En este artículo, pues, continúo desarrollando lo que ya he tratado en los artículos anteriores referidos al tema o el principio de coherencia. Lo que intentaré aquí, apoyándome en Émile Durkheim, es mostrar la forma en que se produce el salto desde la infraestructura económica a la superestructura ideológica. Pero si he llegado a Durkheim no ha sido de forma casual. En realidad responde al convencimiento de que, para entender nuestro presente global e hipertecnológico en el que el teatro es una anomalía arcaizante, hay que recordar que nuestra sociedad es el resultado de una evolución, prolongada a lo largo de milenios, que se caracteriza por una progresiva y cada vez más compleja división del trabajo. En el origen encontramos el grupo social natural, la tribu (con una división del trabajo mínima, insignificante para lo que nos interesa), en el interior de la cual descubrimos que todos los mensajes (aquéllos que, conjuntamente, conformarían la superestructura ideológica y que tienen funciones espirituales, éticas, estéticas, pragmáticas...) son emitidos por el mismo grupo social que es el receptor y que los medios empleados son los básicos de la comunicación humana: lingüísticos, visuales, corporales, sonoros...

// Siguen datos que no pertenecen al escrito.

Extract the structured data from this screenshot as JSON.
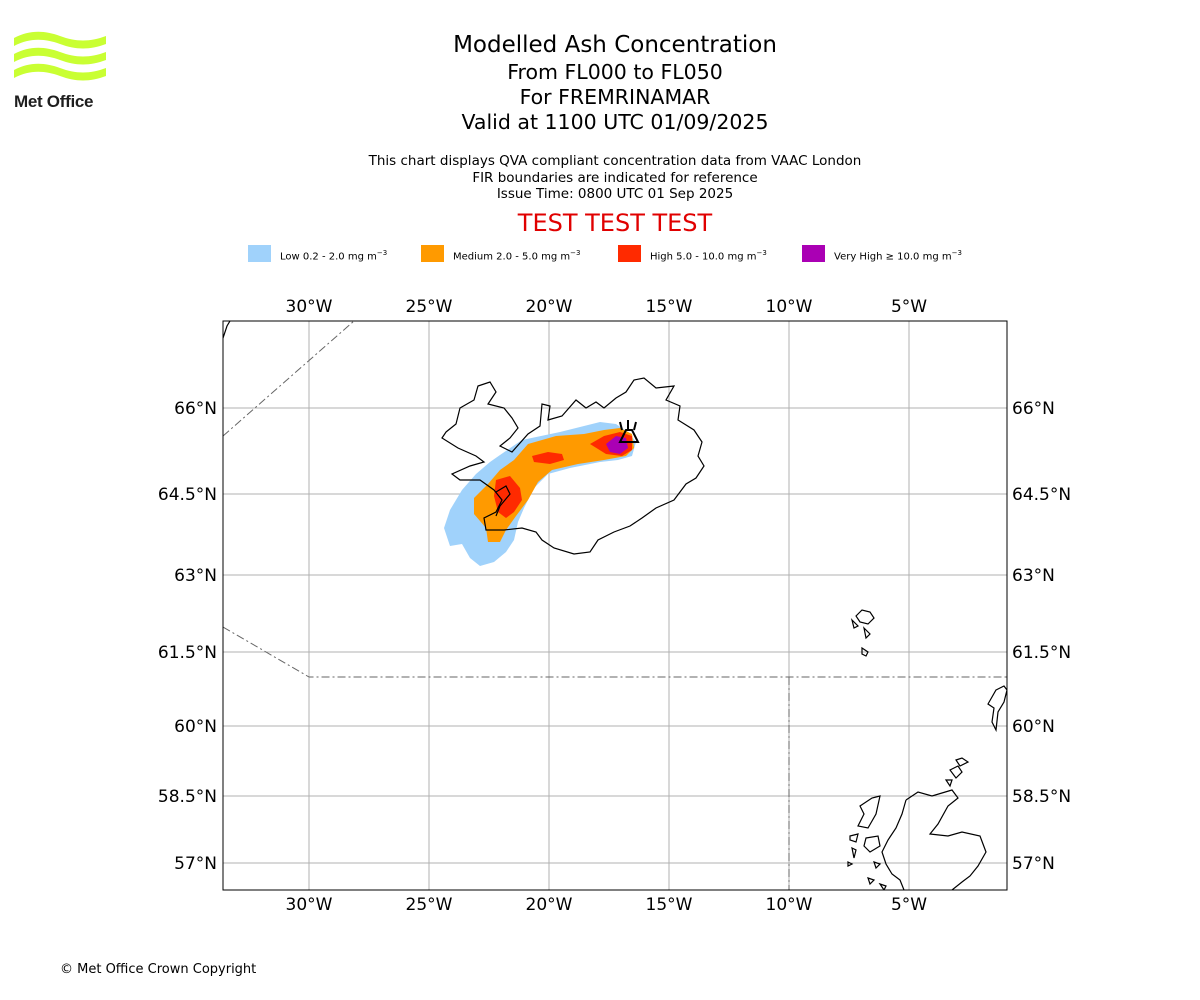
{
  "brand": {
    "logo_text": "Met Office",
    "logo_color": "#c9ff33"
  },
  "header": {
    "title": "Modelled Ash Concentration",
    "levels": "From FL000 to FL050",
    "region": "For FREMRINAMAR",
    "valid": "Valid at 1100 UTC 01/09/2025",
    "note_1": "This chart displays QVA compliant concentration data from VAAC London",
    "note_2": "FIR boundaries are indicated for reference",
    "issue_time": "Issue Time: 0800 UTC 01 Sep 2025",
    "test_banner": "TEST TEST TEST",
    "test_color": "#e00000"
  },
  "legend": [
    {
      "name": "Low",
      "label": "Low 0.2 - 2.0 mg m",
      "unit_exp": "−3",
      "color": "#a0d2fb"
    },
    {
      "name": "Medium",
      "label": "Medium 2.0 - 5.0 mg m",
      "unit_exp": "−3",
      "color": "#ff9a00"
    },
    {
      "name": "High",
      "label": "High 5.0 - 10.0 mg m",
      "unit_exp": "−3",
      "color": "#ff2a00"
    },
    {
      "name": "Very High",
      "label": "Very High  ≥  10.0 mg m",
      "unit_exp": "−3",
      "color": "#aa00b4"
    }
  ],
  "map": {
    "lon_ticks": [
      "30°W",
      "25°W",
      "20°W",
      "15°W",
      "10°W",
      "5°W"
    ],
    "lat_ticks": [
      "66°N",
      "64.5°N",
      "63°N",
      "61.5°N",
      "60°N",
      "58.5°N",
      "57°N"
    ],
    "grid": true,
    "source_symbol": "volcano-icon"
  },
  "footer": {
    "copyright": "© Met Office Crown Copyright"
  }
}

Habría añadió que en el interior del grupo natural, la tribu, no hay diferenciación real de mensajes espirituales, éticos, estéticos, pragmáticos... o, dicho de otro modo, que los diferentes tipos de mensaje, sea por su soporte material o por su intención significativa, se funden, o confunden, en la masa global de mensajes (estamos hablando de tatuajes, pinturas corporales y faciales, adornos y sombreros de plumas, peinados y barbas, ropas, collares, pendientes, brazaletes ceremoniales, músicas, cantos, danzas, tótems, ornamentaciones de tiendas, del entorno, el suelo, las rocas, las hogueras...). De esta sopa primitiva primigenia es de donde progresivamente, en el proceso de especialización propiciado por la división del trabajo y gracias a la incorporación de sucesivos elementos técnicos que transforman las posibilidades comunicativas, irían separándose las diferentes artes y, con ellas, los diferentes medios de comunicación.

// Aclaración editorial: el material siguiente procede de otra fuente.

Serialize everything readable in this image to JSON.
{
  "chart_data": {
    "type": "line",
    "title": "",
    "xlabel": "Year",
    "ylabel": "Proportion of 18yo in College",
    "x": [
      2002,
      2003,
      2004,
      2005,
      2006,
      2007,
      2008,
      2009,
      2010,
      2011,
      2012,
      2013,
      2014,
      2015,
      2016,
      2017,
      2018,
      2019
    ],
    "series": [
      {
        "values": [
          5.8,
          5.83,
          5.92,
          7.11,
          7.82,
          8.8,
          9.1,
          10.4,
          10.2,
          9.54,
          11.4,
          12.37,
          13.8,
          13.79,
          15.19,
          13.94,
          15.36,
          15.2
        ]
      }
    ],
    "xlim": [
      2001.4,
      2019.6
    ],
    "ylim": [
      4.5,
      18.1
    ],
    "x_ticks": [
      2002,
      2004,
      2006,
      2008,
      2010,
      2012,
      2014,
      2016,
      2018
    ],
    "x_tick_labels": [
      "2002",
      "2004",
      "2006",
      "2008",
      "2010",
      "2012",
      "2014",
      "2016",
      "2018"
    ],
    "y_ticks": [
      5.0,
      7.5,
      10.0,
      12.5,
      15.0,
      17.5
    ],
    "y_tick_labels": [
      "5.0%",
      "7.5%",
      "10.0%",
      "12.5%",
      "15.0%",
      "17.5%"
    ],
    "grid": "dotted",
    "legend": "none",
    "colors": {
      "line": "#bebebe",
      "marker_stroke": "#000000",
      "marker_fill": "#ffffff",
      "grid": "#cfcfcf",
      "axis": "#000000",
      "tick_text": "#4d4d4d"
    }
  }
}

Pero lo que realmente importa es que, en cualquiera de los casos, el objetivo de la comunicación social (contrapuesta a la comunicación individual) es la comprensión del mundo, esencialmente incomprensible en la imposibilidad de abarcarlo todo, tal como se presenta en el día a día a los ojos de la tribu. No importa lo amplio o complejo que es este mundo, ni el tiempo que abarque la memoria: es justamente de esta inmensidad de donde surgen los mitos. Esta mirada circular nos lleva a hablar de la existencia de un significado global que, como veremos, Émile Durkheim identifica con la misma sociedad.